The energy could be felt the second you stepped down into the park. A dozen or so small tents held a beautiful selection of homemade art and goods, such as hats, skateboards and clothes, all made by local artists. 

Deeper into the park, the lawn was taken over by food trucks and the smell of sandwiches, ice cream, fried deliciousness and empanadas of all sorts. This is, of course, fitting for New Brunswick, considering the town’s love for delicious greasy cuisine.

The highlight of Hub City sounds though is, of course, the music. From 12 to 6 p.m. a variety of local artists took to the stages set up on each side of the DIY market. One stage had louder music for people to actively enjoy, while there was a softer acoustic set as a background for shoppers to browse to.

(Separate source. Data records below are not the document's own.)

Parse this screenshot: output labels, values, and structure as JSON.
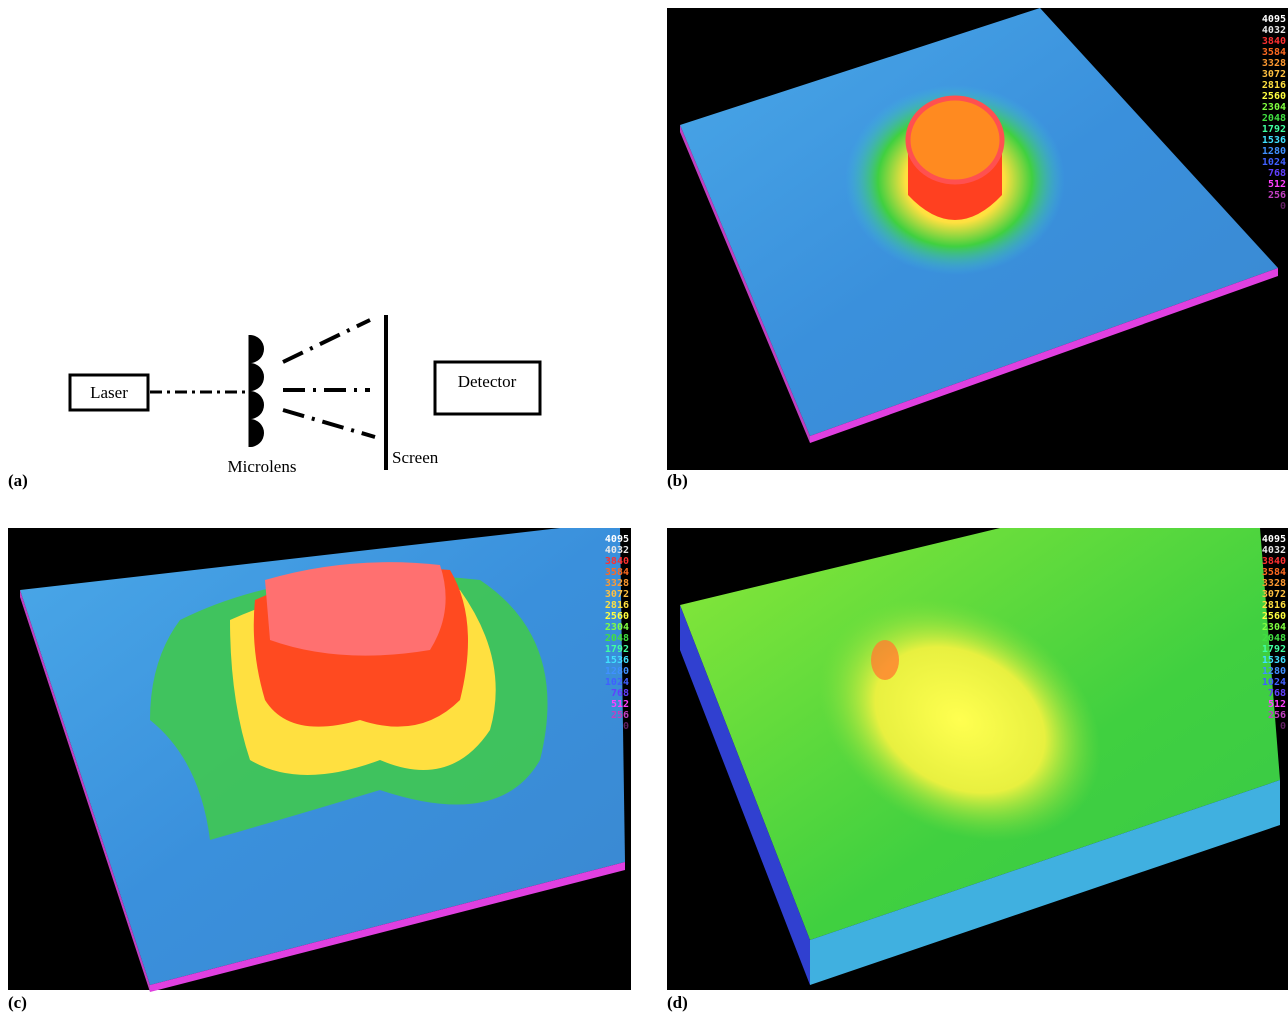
{
  "panels": [
    {
      "label": "(a)",
      "diagram": {
        "laser": "Laser",
        "microlens": "Microlens",
        "screen": "Screen",
        "detector": "Detector"
      }
    },
    {
      "label": "(b)"
    },
    {
      "label": "(c)"
    },
    {
      "label": "(d)"
    }
  ],
  "scale": {
    "labels": [
      "4095",
      "4032",
      "3840",
      "3584",
      "3328",
      "3072",
      "2816",
      "2560",
      "2304",
      "2048",
      "1792",
      "1536",
      "1280",
      "1024",
      "768",
      "512",
      "256",
      "0"
    ],
    "colors": [
      "#ffffff",
      "#e8e8e8",
      "#ff3030",
      "#ff6a20",
      "#ff9a30",
      "#ffc040",
      "#ffe040",
      "#ffff40",
      "#80ff40",
      "#40e040",
      "#40ffa0",
      "#40e0ff",
      "#4090ff",
      "#4060ff",
      "#6040ff",
      "#ff40ff",
      "#c040c0",
      "#602060"
    ]
  }
}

The music on the main stage was all technically rock, but it showed the wide variety of sound within the genre. In two hours the music changed from a bluesy rock to calmer relaxing vibes, to a seven-piece band with two rappers and some very intense show antics. But no matter what was playing, everything looked and sounded great, a reflection on the richness of the local music scene throughout the rest of the year.

This event was organized by Bob Makin, an active and passionate music writer in New Jersey. He introduced every band and reminded all the attendees how important the New Brunswick music scene. 

This collective of beautiful experiences and community members was a great time for the many musically inclined students.